For I know that after my death you will surely act corruptly, turning aside from the way that I have commanded you. In time to come trouble will befall you, because you will do what is evil in the sight of the LORD, provoking him to anger through the work of your hands.” Deuteronomy 31:29

The linking of obedience to the metaphor of a way or a road occurs in several places in Psalms and Proverbs and throughout the prophets, a couple of examples include

for the LORD watches over the way of the righteous, but the way of the wicked will perish. Psalm 1:6

Their feet run to evil, and they rush to shed innocent blood; their thoughts are thoughts of iniquity, desolation and destruction are in their highways. The way of peace they do not know, and there is no justice in their paths. Their roads they have made crooked; no one who walks in them knows peace. Isaiah 59: 7-8

And to this people you shall say: Thus says the LORD: See, I am setting before you the way of life and the way of deathJeremiah 21: 8 

False prophets are a concern throughout the Hebrew Scriptures and within the early church as well. Again, this echoes Deuteronomy with how to determine if a prophet is an authentic process.

If a prophet speaks in the name of the LORD but the thing does not take place or prove true, it is a word that the LORD has not spoken. The prophet has spoken it presumptuously; do not be frightened by it. Deuteronomy 18: 22

Like the community of Israel after Moses, Matthew’s community is having to learn how to live without the immediate presence of Jesus. Like Moses, Jesus now is setting up the community to continue once he is no longer present to speak with them. Just as the disciples have been called to a whole or complete life, so those who speak on behalf of Jesus or God will have good fruits that reflect that life.
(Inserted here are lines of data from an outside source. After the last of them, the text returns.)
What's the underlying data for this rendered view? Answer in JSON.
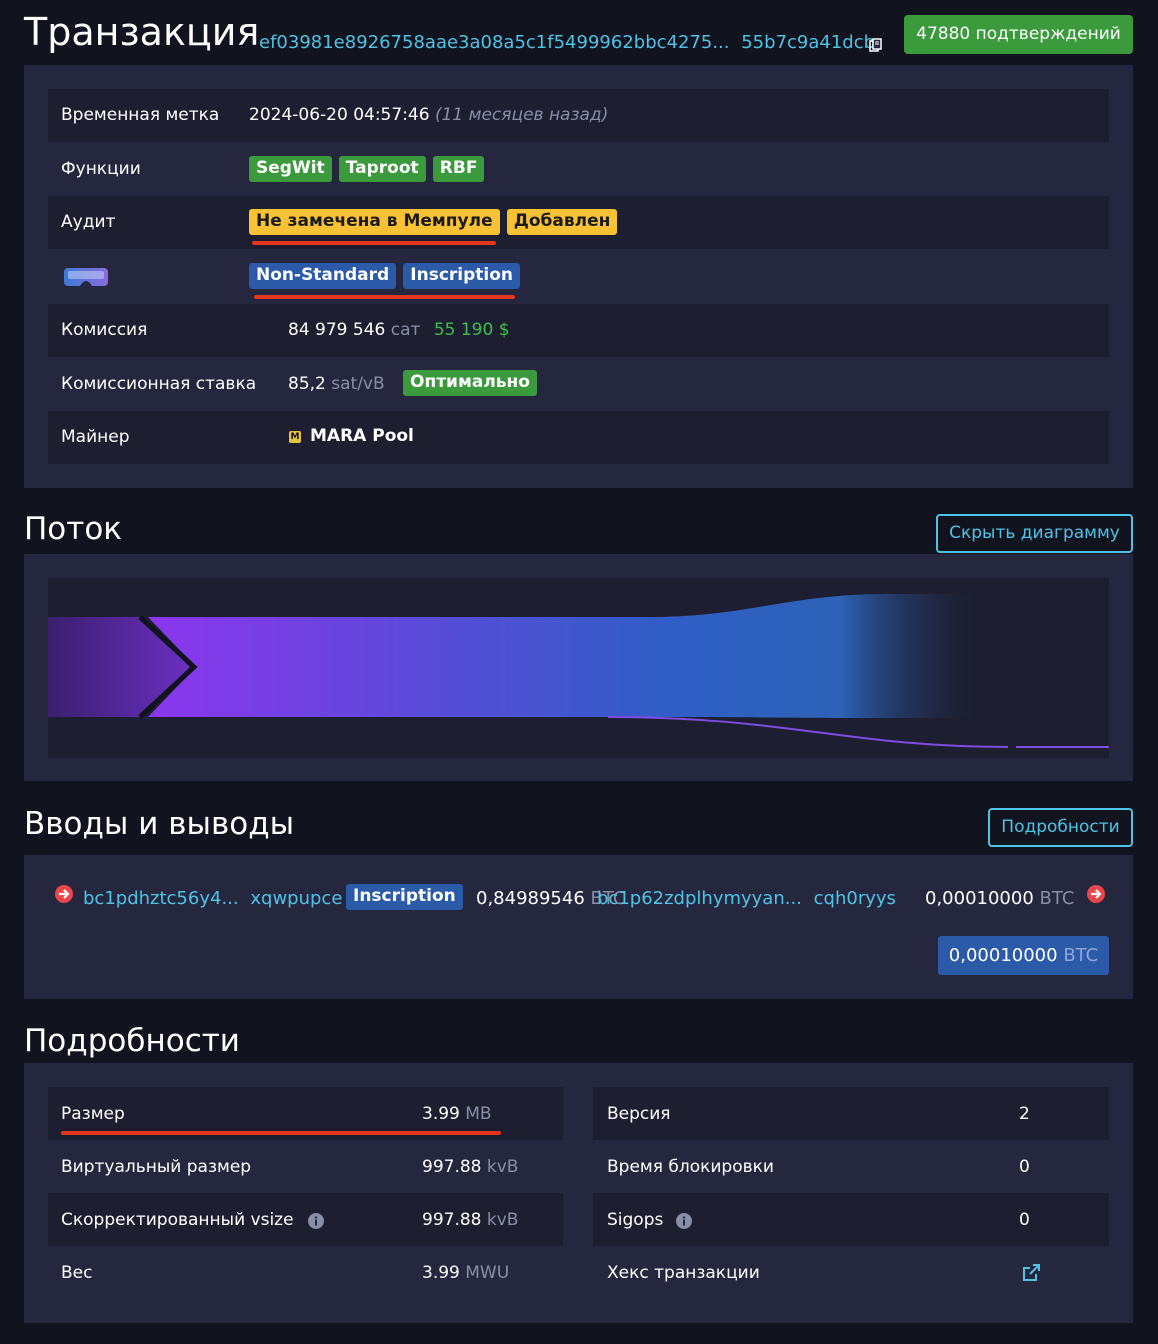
{
  "header": {
    "title": "Транзакция",
    "txid_start": "ef03981e8926758aae3a08a5c1f5499962bbc4275...",
    "txid_end": "55b7c9a41dcb",
    "confirmations": "47880 подтверждений"
  },
  "details_top": {
    "timestamp_label": "Временная метка",
    "timestamp_value": "2024-06-20 04:57:46",
    "timestamp_relative": "(11 месяцев назад)",
    "features_label": "Функции",
    "features": [
      "SegWit",
      "Taproot",
      "RBF"
    ],
    "audit_label": "Аудит",
    "audit_badges": [
      "Не замечена в Мемпуле",
      "Добавлен"
    ],
    "tags": [
      "Non-Standard",
      "Inscription"
    ],
    "fee_label": "Комиссия",
    "fee_value": "84 979 546",
    "fee_unit": "сат",
    "fee_usd": "55 190 $",
    "feerate_label": "Комиссионная ставка",
    "feerate_value": "85,2",
    "feerate_unit": "sat/vB",
    "feerate_badge": "Оптимально",
    "miner_label": "Майнер",
    "miner_logo": "M",
    "miner_value": "MARA Pool"
  },
  "flow": {
    "title": "Поток",
    "hide_button": "Скрыть диаграмму"
  },
  "io": {
    "title": "Вводы и выводы",
    "details_button": "Подробности",
    "input_address_start": "bc1pdhztc56y4...",
    "input_address_end": "xqwpupce",
    "input_tag": "Inscription",
    "input_amount": "0,84989546",
    "input_unit": "BTC",
    "output_address_start": "bc1p62zdplhymyyan...",
    "output_address_end": "cqh0ryys",
    "output_amount": "0,00010000",
    "output_unit": "BTC",
    "total_amount": "0,00010000",
    "total_unit": "BTC"
  },
  "details_bottom": {
    "title": "Подробности",
    "left": [
      {
        "label": "Размер",
        "value": "3.99",
        "unit": "MB"
      },
      {
        "label": "Виртуальный размер",
        "value": "997.88",
        "unit": "kvB"
      },
      {
        "label": "Скорректированный vsize",
        "value": "997.88",
        "unit": "kvB"
      },
      {
        "label": "Вес",
        "value": "3.99",
        "unit": "MWU"
      }
    ],
    "right": [
      {
        "label": "Версия",
        "value": "2"
      },
      {
        "label": "Время блокировки",
        "value": "0"
      },
      {
        "label": "Sigops",
        "value": "0"
      },
      {
        "label": "Хекс транзакции",
        "value": ""
      }
    ]
  },
  "colors": {
    "background": "#11131f",
    "panel": "#24273e",
    "row_dark": "#1d1f31",
    "link": "#4fc3e6",
    "green": "#3a9a3c",
    "yellow": "#f8c234",
    "blue": "#2a5aa8",
    "red_underline": "#e4351e",
    "fee_usd": "#3cbf4a"
  },
  "icons": [
    "copy-icon",
    "accelerator-icon",
    "arrow-right-circle-icon",
    "info-icon",
    "external-link-icon"
  ]
}
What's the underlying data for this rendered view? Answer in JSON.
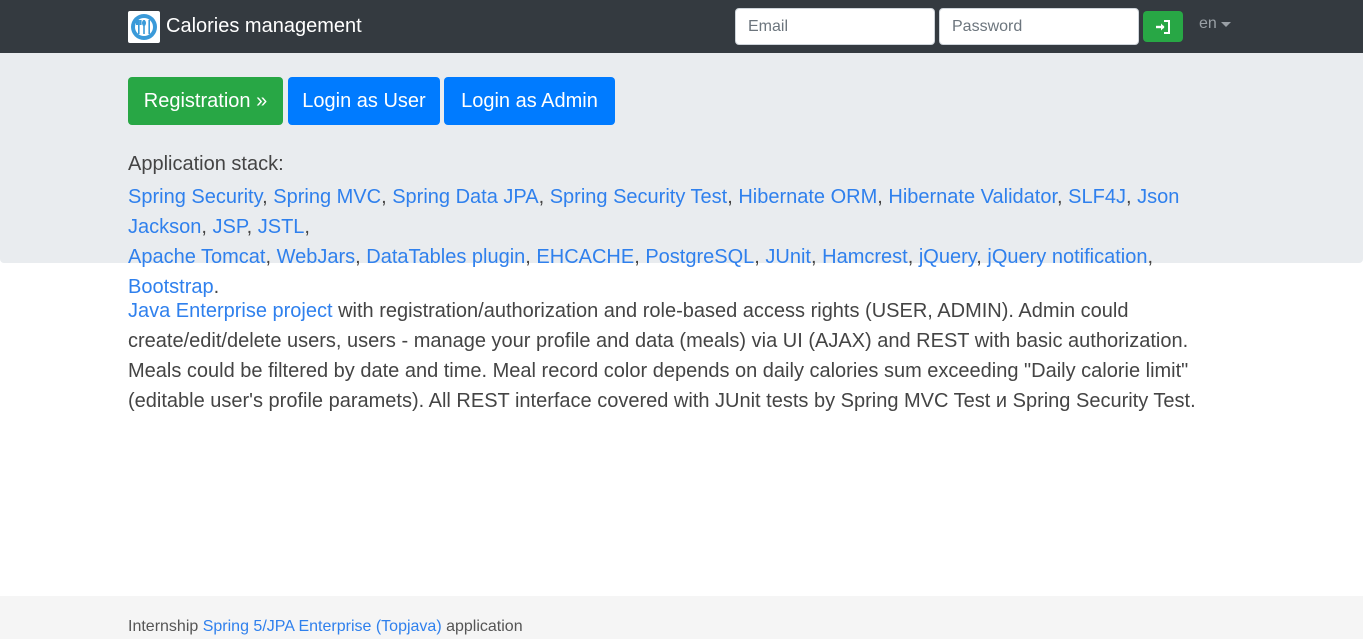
{
  "navbar": {
    "brand_text": "Calories management",
    "email_placeholder": "Email",
    "password_placeholder": "Password",
    "login_icon": "sign-in-icon",
    "lang_label": "en"
  },
  "jumbotron": {
    "registration_label": "Registration »",
    "login_user_label": "Login as User",
    "login_admin_label": "Login as Admin",
    "stack_label": "Application stack:",
    "stack_items": [
      "Spring Security",
      "Spring MVC",
      "Spring Data JPA",
      "Spring Security Test",
      "Hibernate ORM",
      "Hibernate Validator",
      "SLF4J",
      "Json Jackson",
      "JSP",
      "JSTL",
      "Apache Tomcat",
      "WebJars",
      "DataTables plugin",
      "EHCACHE",
      "PostgreSQL",
      "JUnit",
      "Hamcrest",
      "jQuery",
      "jQuery notification",
      "Bootstrap"
    ],
    "stack_end": "."
  },
  "description": {
    "link_text": "Java Enterprise project",
    "text": " with registration/authorization and role-based access rights (USER, ADMIN). Admin could create/edit/delete users, users - manage your profile and data (meals) via UI (AJAX) and REST with basic authorization. Meals could be filtered by date and time. Meal record color depends on daily calories sum exceeding \"Daily calorie limit\" (editable user's profile paramets). All REST interface covered with JUnit tests by Spring MVC Test и Spring Security Test."
  },
  "footer": {
    "prefix": "Internship ",
    "link_text": "Spring 5/JPA Enterprise (Topjava)",
    "suffix": " application"
  },
  "colors": {
    "navbar_bg": "#343a40",
    "jumbotron_bg": "#e9ecef",
    "success": "#28a745",
    "primary": "#007bff",
    "link": "#2f80ed"
  }
}
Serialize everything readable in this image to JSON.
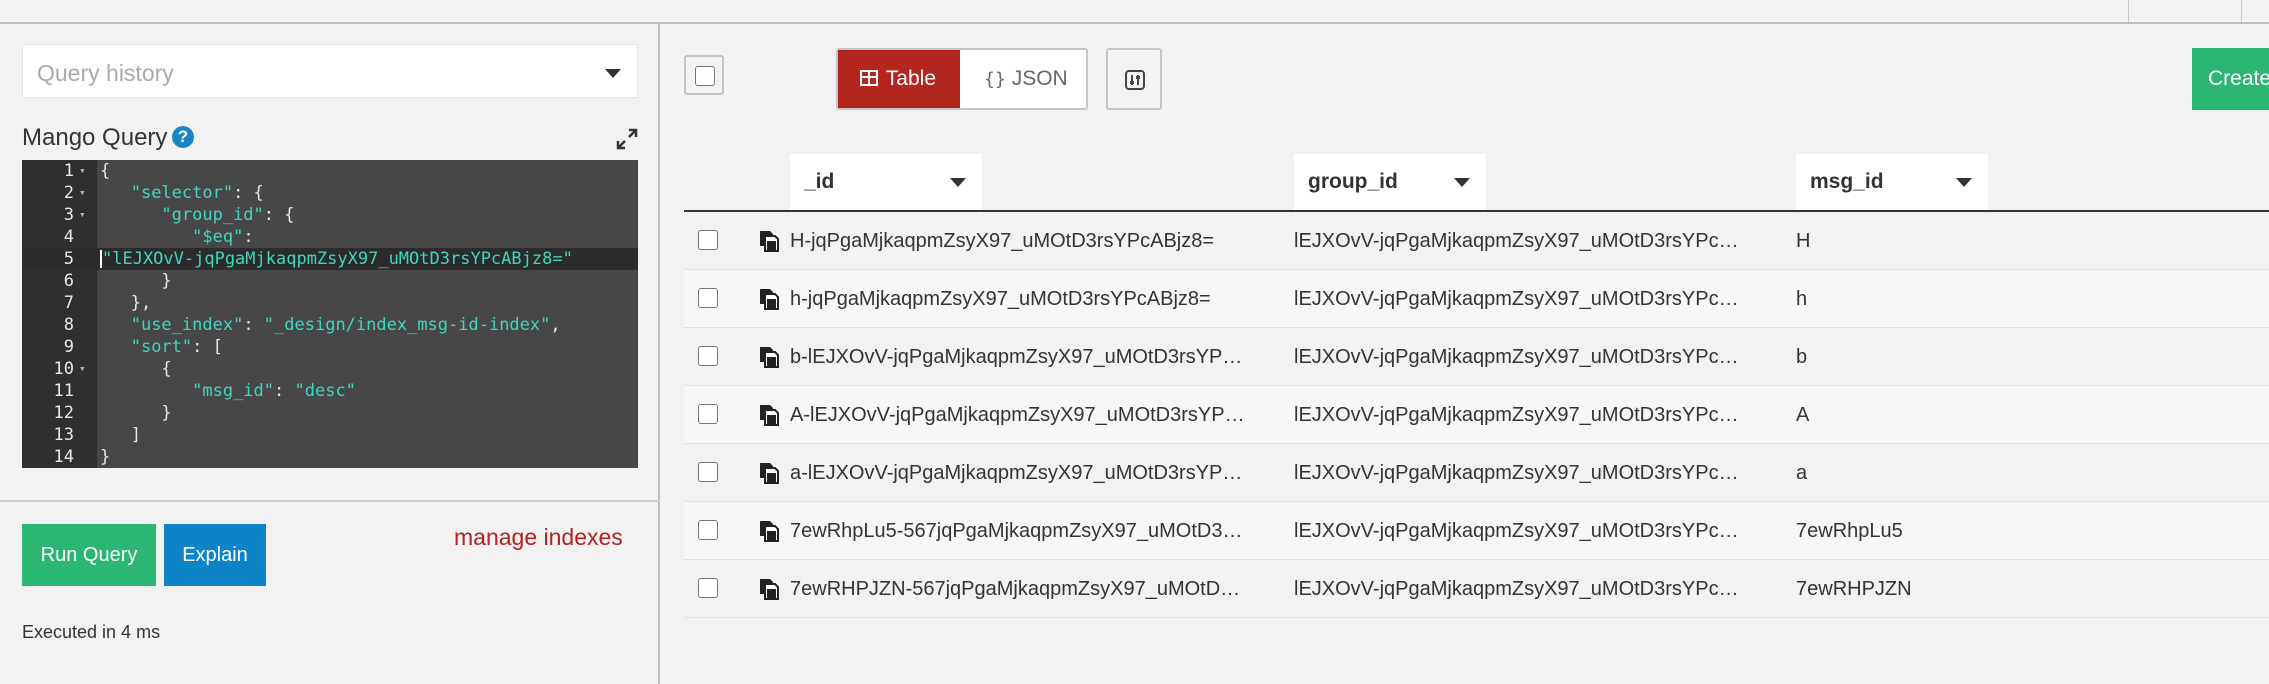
{
  "query_history": {
    "placeholder": "Query history"
  },
  "mango_query": {
    "label": "Mango Query",
    "help_icon": "?",
    "lines": [
      {
        "n": "1",
        "text": "{"
      },
      {
        "n": "2",
        "text": "   \"selector\": {"
      },
      {
        "n": "3",
        "text": "      \"group_id\": {"
      },
      {
        "n": "4",
        "text": "         \"$eq\":"
      },
      {
        "n": "5",
        "text": "\"lEJXOvV-jqPgaMjkaqpmZsyX97_uMOtD3rsYPcABjz8=\""
      },
      {
        "n": "6",
        "text": "      }"
      },
      {
        "n": "7",
        "text": "   },"
      },
      {
        "n": "8",
        "text": "   \"use_index\": \"_design/index_msg-id-index\","
      },
      {
        "n": "9",
        "text": "   \"sort\": ["
      },
      {
        "n": "10",
        "text": "      {"
      },
      {
        "n": "11",
        "text": "         \"msg_id\": \"desc\""
      },
      {
        "n": "12",
        "text": "      }"
      },
      {
        "n": "13",
        "text": "   ]"
      },
      {
        "n": "14",
        "text": "}"
      }
    ]
  },
  "actions": {
    "run_query": "Run Query",
    "explain": "Explain",
    "manage_indexes": "manage indexes",
    "executed": "Executed in 4 ms"
  },
  "toolbar": {
    "table_tab": "Table",
    "json_tab": "JSON",
    "json_icon": "{}",
    "create": "Create"
  },
  "table": {
    "columns": [
      "_id",
      "group_id",
      "msg_id"
    ],
    "rows": [
      {
        "id": "H-jqPgaMjkaqpmZsyX97_uMOtD3rsYPcABjz8=",
        "group_id": "lEJXOvV-jqPgaMjkaqpmZsyX97_uMOtD3rsYPc…",
        "msg_id": "H"
      },
      {
        "id": "h-jqPgaMjkaqpmZsyX97_uMOtD3rsYPcABjz8=",
        "group_id": "lEJXOvV-jqPgaMjkaqpmZsyX97_uMOtD3rsYPc…",
        "msg_id": "h"
      },
      {
        "id": "b-lEJXOvV-jqPgaMjkaqpmZsyX97_uMOtD3rsYP…",
        "group_id": "lEJXOvV-jqPgaMjkaqpmZsyX97_uMOtD3rsYPc…",
        "msg_id": "b"
      },
      {
        "id": "A-lEJXOvV-jqPgaMjkaqpmZsyX97_uMOtD3rsYP…",
        "group_id": "lEJXOvV-jqPgaMjkaqpmZsyX97_uMOtD3rsYPc…",
        "msg_id": "A"
      },
      {
        "id": "a-lEJXOvV-jqPgaMjkaqpmZsyX97_uMOtD3rsYP…",
        "group_id": "lEJXOvV-jqPgaMjkaqpmZsyX97_uMOtD3rsYPc…",
        "msg_id": "a"
      },
      {
        "id": "7ewRhpLu5-567jqPgaMjkaqpmZsyX97_uMOtD3…",
        "group_id": "lEJXOvV-jqPgaMjkaqpmZsyX97_uMOtD3rsYPc…",
        "msg_id": "7ewRhpLu5"
      },
      {
        "id": "7ewRHPJZN-567jqPgaMjkaqpmZsyX97_uMOtD…",
        "group_id": "lEJXOvV-jqPgaMjkaqpmZsyX97_uMOtD3rsYPc…",
        "msg_id": "7ewRHPJZN"
      }
    ]
  }
}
Mere confession of Jesus as Lord is insufficient for Matthew, this confession must be linked with obedience to the law as Christ articulates it and the practices of righteousness and mercy. Hearing and even speaking words ultimately do not prove an adequate foundation for the life and community Jesus wants to build. The words which are heard must ultimately be acted upon for a life that will resist the storms that come. The Sermon on the Mount is designed to create a community which is modeled by Christ and faithful to the vision of the kingdom of heaven. It is a community that is visible by its distinct practices of mercy, reconciliation, and righteousness and it exists for the sake of the world.

Jesus takes up the mantle of Moses, and unlike the scribes whose authority is derivative and who cannot go beyond what was given to Moses, Jesus will take what was said in the law and with his own authority reframe, extend and reshape what the law states. Jesus speaks in the language of the law, and yet one greater than Moses is here speaking to the crowds. Jesus speaks in the language of wisdom, and yet one greater than Solomon is sharing the wisdom of the kingdom of heaven. The crowds are astounded because either Jesus has transgressed the boundaries of what is accepted by the interpreters of the law or he has the authority to speak a new way of relating to God and the community into being. Jesus has invited the hearers of his words to become doers who wisely choose that way of life instead of the way of destruction. Even though I’ve moved away from framing this in terms of moralistic perfection, obedience is still a part of the complete life that the disciples are called into as a part of the community. Matthew’s gospel is concerned about establishing a community where the disciples can live this life of peace and reconciliation, of righteousness and mercy, of obedience and trust and any interpretation of Matthew should be judged by its fruits: by how it helps communities of disciples build their lives by acting on these words of Jesus.